Every time we went through Sturgis on our way to Montana, I would have to wipe off the drool from Larry’s chin as he lusted after another motorcycle. But Larry wanted his wife as a partner, and he waited twelve years for me to finally give consent. Now I have to admit, I love the freedom and fun of a motorcycle myself.

.Over the past twelve years, gravity has played havoc with Larry’s 6’ 2”, 240 lb. frame.  To get on his motorcycle, he grabs his pant leg and throws it over the seat and does a little jig when a cramp sets in. I’ve promised to teach him yoga and stretch moves to remedy his condition but he shows little interest in learning. Getting off the motorcycle is also a trick since the body wants to stay in the bent over position. Other than that, we had a wonderful time enjoying the onset of fall and the flocks of pelicans landing on the Mississippi river.

The first night we camped at Governor Dodge State Park right along the cliffs. It was late September and we had the place to ourselves. We pitched our backpacking tent and made an attempt to sleep well on insulate which is like sleeping on old cardboard boxes. Following tradition, we strained to read before bed with our trusty headlamps and foggy glasses. I dreamed of our first motorcycle trip to Galena twenty years earlier when we traveled with four other couples surrounded by a lightning filled rainstorm. I was young enough not to worry too much about the metal tent poles attached to the back of the motorcycle. There are some advantages to growing old—such as gaining wisdom.

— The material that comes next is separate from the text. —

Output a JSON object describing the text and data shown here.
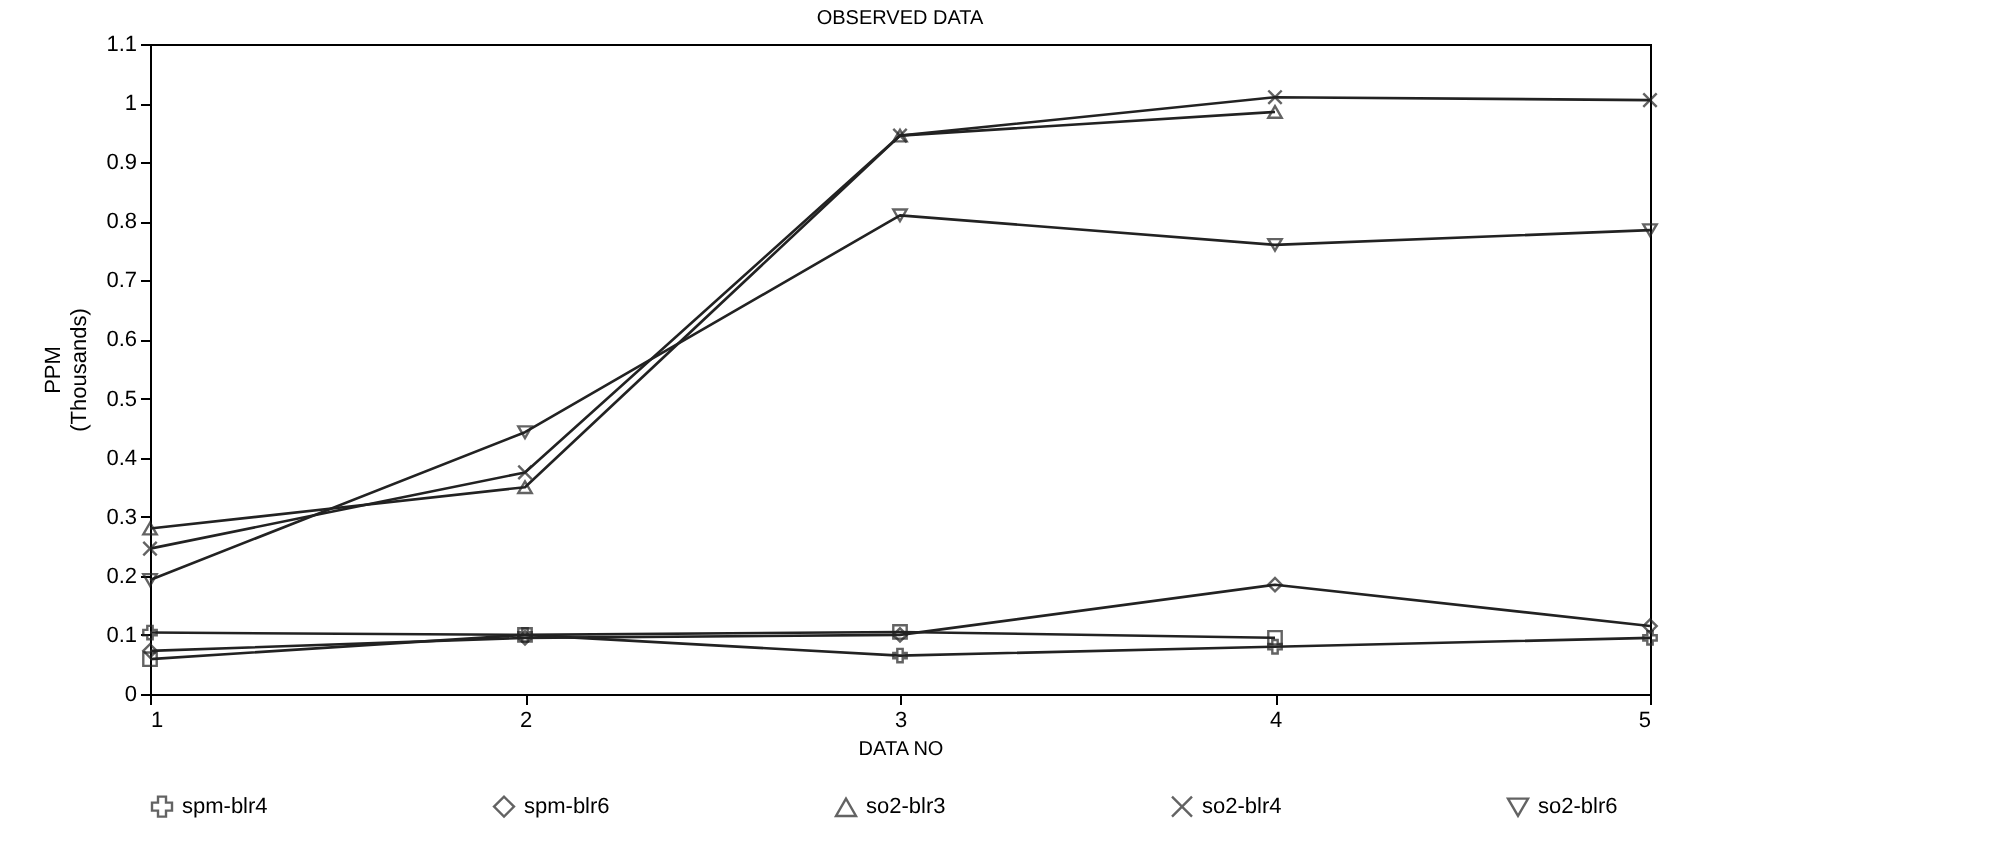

I highly recommend a trip from La Cross to Prairie Du Chien and then over the bridge to see the Indian Mounds in Iowa. From there, continue on to Galena and back to the land of more sophisticated names for rivers and roads. By the way, the lowest gasoline prices were in Dubuque, Iowa —just $3.66. You might also find a deal on a motel, but then you’d miss the beauty of being so close to nature at its best.

Since writing this post, we have a better motorcycle which is much more comfortable for me. We just took a trip up to Delafield through Kettle Moraine and to Lake Geneva WI. It was a beautiful July day and we celebrated our anniversary by walking around part of the lake and going to Tuscany’s for dinner. Life is good and the gas less expensive in Wisconsin.